A self-healing and antibacterial electronic skin based on a natural small molecule

Abstract

The revolution of electronic technology has inspired research into multifunctional electronic devices which could integrate self-healing, conductivity, and antibacterial properties in order to achieve a long-term and safe service process. Herein, a self-healing and antibacterial electronic skin (TA-β-[VAIM]Br) was fabricated using thioctic acid (TA), β-pinene, and 1-allyl-3-vinylimidazolium bromide ([VAIM]Br). TA-β-[VAIM]Br displayed moderate mechanical properties, achieving a stress of 70 kPa and 500% strain. The cyclic mechanical property also performed well under either 50% strain or 100% strain, where large overlaps could be observed between the cycle curves.

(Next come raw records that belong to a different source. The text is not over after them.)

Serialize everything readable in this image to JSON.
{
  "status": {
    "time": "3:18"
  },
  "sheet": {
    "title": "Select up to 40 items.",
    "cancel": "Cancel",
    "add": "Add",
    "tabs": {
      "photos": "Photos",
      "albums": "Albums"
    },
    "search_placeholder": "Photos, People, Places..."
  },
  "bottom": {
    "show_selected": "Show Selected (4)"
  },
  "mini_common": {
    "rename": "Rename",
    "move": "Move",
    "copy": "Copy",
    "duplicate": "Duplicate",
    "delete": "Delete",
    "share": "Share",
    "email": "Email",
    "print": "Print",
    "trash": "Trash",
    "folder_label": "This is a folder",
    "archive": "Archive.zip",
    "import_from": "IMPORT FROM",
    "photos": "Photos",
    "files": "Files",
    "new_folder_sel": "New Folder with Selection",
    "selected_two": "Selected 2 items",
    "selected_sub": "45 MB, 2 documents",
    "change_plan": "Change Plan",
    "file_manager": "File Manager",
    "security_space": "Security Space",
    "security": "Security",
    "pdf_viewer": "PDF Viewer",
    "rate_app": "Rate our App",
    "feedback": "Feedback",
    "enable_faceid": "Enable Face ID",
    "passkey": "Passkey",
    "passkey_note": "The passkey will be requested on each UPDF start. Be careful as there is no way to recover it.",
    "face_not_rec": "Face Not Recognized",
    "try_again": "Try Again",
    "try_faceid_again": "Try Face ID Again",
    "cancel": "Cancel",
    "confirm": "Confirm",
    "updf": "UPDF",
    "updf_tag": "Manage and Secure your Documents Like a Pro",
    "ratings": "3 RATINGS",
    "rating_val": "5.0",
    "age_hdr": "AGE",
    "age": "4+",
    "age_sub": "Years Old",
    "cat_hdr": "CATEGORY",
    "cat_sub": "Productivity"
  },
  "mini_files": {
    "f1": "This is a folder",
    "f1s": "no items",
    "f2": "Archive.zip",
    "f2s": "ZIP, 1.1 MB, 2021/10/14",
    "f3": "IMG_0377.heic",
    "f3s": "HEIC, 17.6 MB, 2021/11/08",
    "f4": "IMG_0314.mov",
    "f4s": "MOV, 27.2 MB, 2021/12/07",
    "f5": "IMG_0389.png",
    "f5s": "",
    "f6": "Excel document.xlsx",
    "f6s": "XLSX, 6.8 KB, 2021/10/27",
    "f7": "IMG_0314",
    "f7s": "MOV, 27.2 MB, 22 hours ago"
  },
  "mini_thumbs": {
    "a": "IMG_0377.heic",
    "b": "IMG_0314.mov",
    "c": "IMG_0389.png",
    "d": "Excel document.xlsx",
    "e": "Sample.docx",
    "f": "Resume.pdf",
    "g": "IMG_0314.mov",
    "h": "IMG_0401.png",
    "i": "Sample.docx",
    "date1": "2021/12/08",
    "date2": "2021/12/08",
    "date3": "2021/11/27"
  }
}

TA-β-[VAIM]Br could reconstruct its network at room temperature with a self-healing efficiency of 80% in 9 h due to the inherent dynamic disulfide bond. Moreover, TA-β-[VAIM]Br exhibited favorable antibacterial properties towards Escherichia coli and Staphylococcus aureus, with killing efficiency of 92% and 97%, respectively. TA-β-[VAIM]Br also showed comforting sensitivity in detecting small deformation and large deformation, with a gauge factor of 1.15 and 2.18, respectively. Based on these characteristics, TA-β-[VAIM]Br could achieve a stable real-time monitoring of human movement, where sensitivity would not be disrupted by the reconstruction of the network. This kind of self-healing electronic skin based on a natural small molecule has great potential in the fields of interpersonal interaction and health monitoring.